The impact of negative rates on Canadian housing

While Canada’s mortgage rates won’t drop below zero any time soon, negative rates might lead to a large housing bubble instead

The Bank of Canada’s key lending rate is currently standing at 0.5 per cent, and majority of analysts are in agreement that this number won’t drop below zero any time soon.
 
However, Citigroup argued earlier this year that the BoC is not yet finished with its rate cuts. The multinational institution also said that Canada is likely to implement negative rates within two years.
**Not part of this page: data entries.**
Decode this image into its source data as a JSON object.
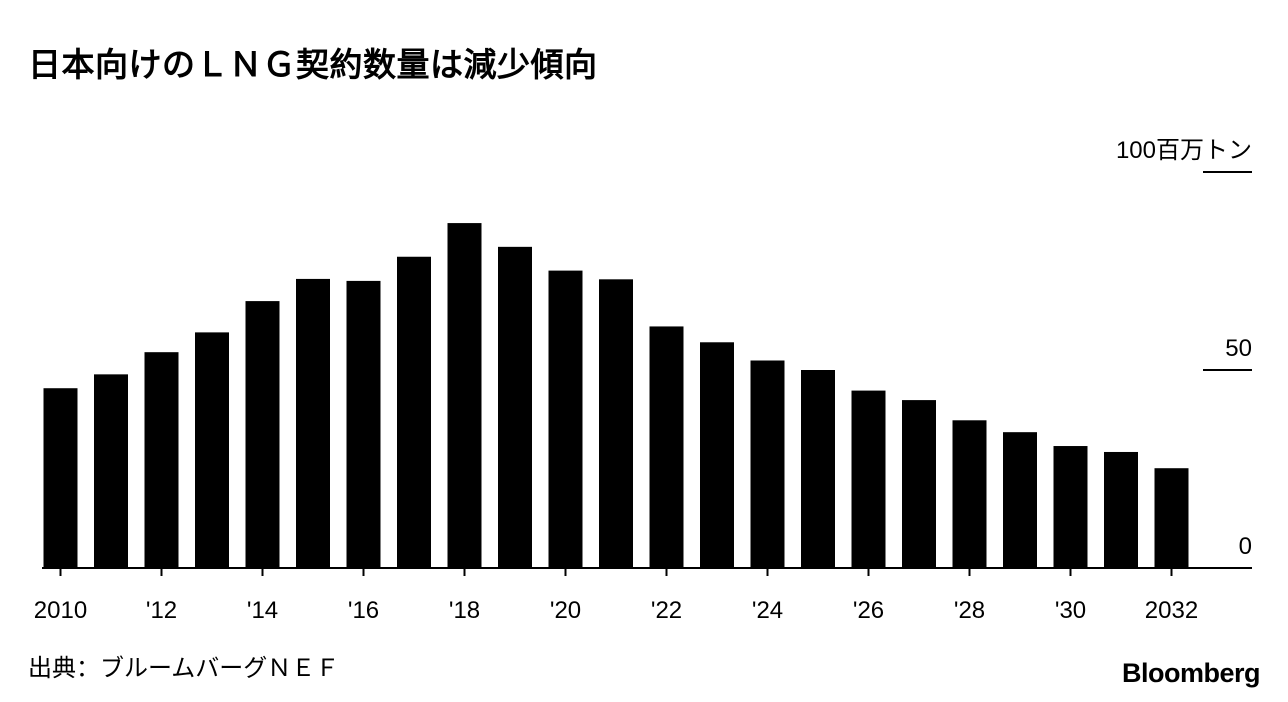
{
  "title": "日本向けのＬＮＧ契約数量は減少傾向",
  "source": "出典：ブルームバーグＮＥＦ",
  "brand": "Bloomberg",
  "colors": {
    "bar": "#000000",
    "axis": "#000000",
    "background": "#ffffff"
  },
  "chart_data": {
    "type": "bar",
    "categories": [
      "2010",
      "2011",
      "2012",
      "2013",
      "2014",
      "2015",
      "2016",
      "2017",
      "2018",
      "2019",
      "2020",
      "2021",
      "2022",
      "2023",
      "2024",
      "2025",
      "2026",
      "2027",
      "2028",
      "2029",
      "2030",
      "2031",
      "2032"
    ],
    "values": [
      45.4,
      48.9,
      54.5,
      59.5,
      67.4,
      73.0,
      72.5,
      78.6,
      87.1,
      81.1,
      75.1,
      72.9,
      61.0,
      57.0,
      52.4,
      50.0,
      44.8,
      42.4,
      37.3,
      34.3,
      30.8,
      29.3,
      25.2
    ],
    "x_tick_labels": [
      "2010",
      "'12",
      "'14",
      "'16",
      "'18",
      "'20",
      "'22",
      "'24",
      "'26",
      "'28",
      "'30",
      "2032"
    ],
    "y_ticks": [
      0,
      50,
      100
    ],
    "y_tick_labels": [
      "0",
      "50",
      "100"
    ],
    "unit_label": "百万トン",
    "ylim": [
      0,
      100
    ],
    "y_axis_side": "right",
    "grid": false,
    "legend": "none"
  }
}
Negative interest is sometimes used to stimulate the economy and prevent deflation.
 
The BoC would have to set its key rates to negative-2 per cent for mortgage rates to turn negative, which might trigger what the International Monetary Fund fears as a “boom and bust cycle” in the prices of homes and other similar assets.
 
“As banks’ margins are squeezed, they may start lending to riskier borrowers to maintain their profit levels,” IMF wrote in a blog, as quoted by HuffPost Business Canada.
 
Some observers pointed out that this would lead to a large housing bubble instead.
 
Case in point: The Netherlands, which has seen home prices in the capital inflate by 20 per cent in 2015, despite a 2 per cent slowdown in sales.
 
Leading lender Realkredit Danmark said that it has already paid negative interest to 758 mortgage-holders so far, while the country’s consumer financial protection bureau Kifid ordered another lender to pay borrowers who previously took out mortgages in Swiss francs (following the drop of the Swiss rate to minus-1 per cent).
 
Banking authorities are sounding the alarm on the fundamental instability that negative interest rates introduce to the market, showing that such a development might not be in the Canadian real estate market’s best interests.
 
“It’s dangerous. Our households are borrowing way, way too much. It must be reversed sooner than later,” Riksbank head Stefan Ingves said in an interview with the Wall Street Journal.